To be clear, the rules for setting a speed record according to Guinness are as follows. The car must achieve the speed in two directions on the same road within 60 minutes, with the average of the two speeds the result.
As you probably know by now, the Chiron only ran the speed in one direction. Bugatti says the main reason for this is that, after decades of cars pounding over Ehra-Lessien’s surface in the clockwise direction, the tarmac structure has rolled that way. Run it in the opposite direction, and you’re working against the grain, causing huge heat build up in the tyres (which ends badly). A two-lane highway doesn’t have this issue.

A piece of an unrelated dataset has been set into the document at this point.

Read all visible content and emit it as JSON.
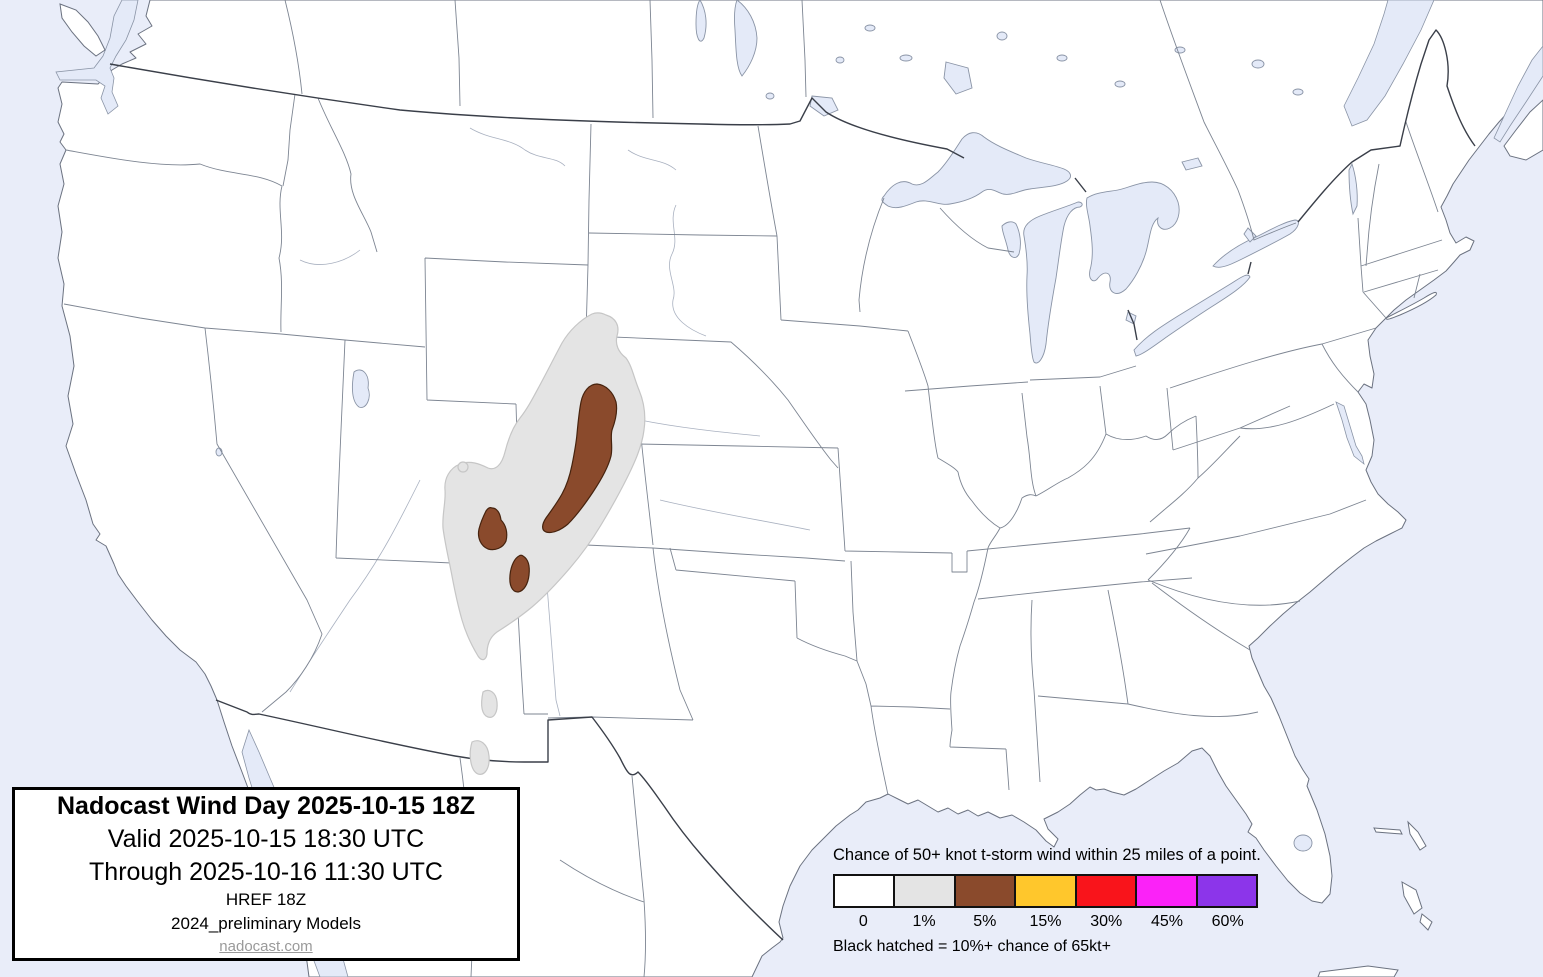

But it also has no safety barriers, which presents another challenge.
The reality is that while being part of the VW group adds a might of engineering that’s unrivalled, it also comes with a weight of health and safety constraints more designed to deal with the development of a Golf than breaking a speed record in a Chiron. While I’m sure the team would like to head into the high desert and really take the cork out, the VW group simply won’t sanction it on safety grounds.
Where you choose to run your speed record is down to you, but the location of any attempt makes a huge difference. Koenigsegg set its 284.55mph vmax, 277.87mph two-way average speed at high altitude in Nevada. Higher altitude means thinner air and therefore less drag. Ehra is pretty much at sea level, so the air is about 10 per cent thicker. While many argue Ehra-Lessien presents a huge advantage, there’s the small issue of the banking. You will eventually run out of straight, and when you do, you can’t coast to the horizon like you can on your deserted highway. On the record run, Wallace had to scrub the speed in half a kilometre after he’d hit 304.7mph and get down to 125mph. Shedding more than half your velocity in a short order at the end of the run requires skill and a stable car.
The rules also don’t take into account the topography of the road you choose to run on, so find a road with a favourable downward dip and you’re all good, given drag is your greatest foe at vmax. Ehra is irritatingly, Germanically flat, so no one can claim Bugatti had an advantage there.
What we need to end this argument once and for all is to gather all the contenders in one neutral location and stand well back. Now, who’d like to see that?